Henze, Hans Werner

Sinfonia N. 10

in vier Sätzen für großes Orchester, Studienpartitur

Rubrik: Noten
Verlag/Label: Schott, Mainz 2002
erschienen in: das Orchester 11/2006 , Seite 92

Trotz gelegentlicher Nachrufe hat die Sinfonie – Kernstück klassisch-romantischen Musikschöpfertums deutscher Provenienz – das 20. Jahrhundert nicht nur überlebt, sondern in dieser Zeit dank markanter Komponistenpersönlichkeiten eine eindrucksvolle Weiterentwicklung erlebt. Bedenkt man allein, in welch origineller Manier die Generationsgenossen Hartmann, Schostakowitsch und Pettersson sich jeweils des Erbes annahmen, es weiterdachten, so wird deutlich, dass sinfonisches Komponieren auch in Zeiten formaler und ästhetischer Auflösungsprozesse keineswegs zwangsläufig als Rückgriff auf anachronistische Modelle misszuverstehen ist.
Der – bei aller Scheu vor Superlativen sei’s gesagt – bedeutendste Sinfoniker unserer Zeit ist Hans Werner Henze, wobei sein sinfonischer Weg weniger als mahlersches Work in Progress denn vielmehr als Geschichte immer wieder neuer Ansätze zur Erschließung der Gattung erscheint.

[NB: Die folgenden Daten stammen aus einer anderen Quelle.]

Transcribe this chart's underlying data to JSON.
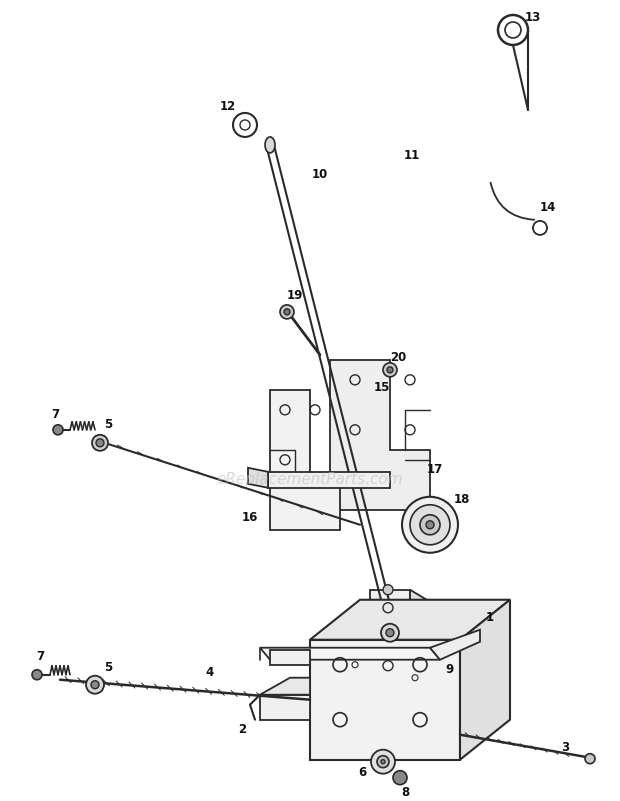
{
  "bg_color": "#ffffff",
  "fig_width": 6.2,
  "fig_height": 8.01,
  "dpi": 100,
  "watermark": "eReplacementParts.com",
  "watermark_color": "#bbbbbb",
  "watermark_alpha": 0.55,
  "line_color": "#2a2a2a",
  "label_color": "#111111"
}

Nach einer Gruppe früher Werke, in denen sich eine individuelle Idiomatik allmählich herausschälte, und drei weiteren Sinfonien (Nr. 4, 5 und 6), die jeweils in enger Verbindung zur Opern-, Ballett- und last not least politischen Bühne stehen, komponiert Henze seit seiner Siebten (1983/84) sinfonische Opera Summa, als deren verbindendes Element eine starke Affinität zu Sprache und Literatur anzusehen ist.
Seine 10. Sinfonie (1997/2000) konzipierte Henze als doppelte Hommage: an den Dirigenten Simon Rattle, der ihn zu dem Werk angeregt hatte („Sogleich hörte ich Kristallenes und Klares und Englisches in meinem inneren Ohr“), sowie an den Mäzen Paul Sacher, der – so Henzes Kommentar – „fand, dass es angebracht sei, [nach der Neunten] sofort eine weitere Sinfonie zu schreiben, um dem alten Aberglauben entgegen zu wirken, wonach die Neunte und die Zehnte das Maximum von Gefahr für das seelische und physische Gleichgewicht ihres Verfassers mit sich bringen“.
Satztitel wie „Ein Sturm“, „Ein Hymnus“, „Ein Tanz“, „Ein Traum“ sollten nicht dazu verleiten, im Inneren der vielgestaltigen Formen Programmmusik konventioneller Prägung zu vermuten. Gleichwohl bildet Sprache einen wichtigen Bezugspunkt. Der Musik wohnt ein rhetorisches, bisweilen – insbesondere in den „Stürmen“ des 1. Satzes – ein mimetisches Moment inne. Nirgends jedoch wird Explizites gesagt, der assoziative Raum ist so vielgestaltig, dass beispielsweise die immer wieder neu anrollenden Energien des Kopfsatzes keines lenkenden Hinweises bedürfen, um nicht auch als „pure“ Musik verständlich zu sein. Hier ebenso wie im hymnischen Legato des nur für Streicher gesetzten 2. Satzes, in der wilden Tanz-Toccata und im opulenten Klangrausch des Finales zeigt sich Henze auf der Höhe seines immensen Könnens. Bei aller Komplexität wirkt das Satzbild auf mirakulöse Weise transparent. Alles ist ausgehört, jede Farbe leuchtet unverfälscht. Wünschen wir uns, dass Henze – der heuer 80-Jährige – das Spektrum seines Schaffens noch mit einer 11. Sinfonie bereichert!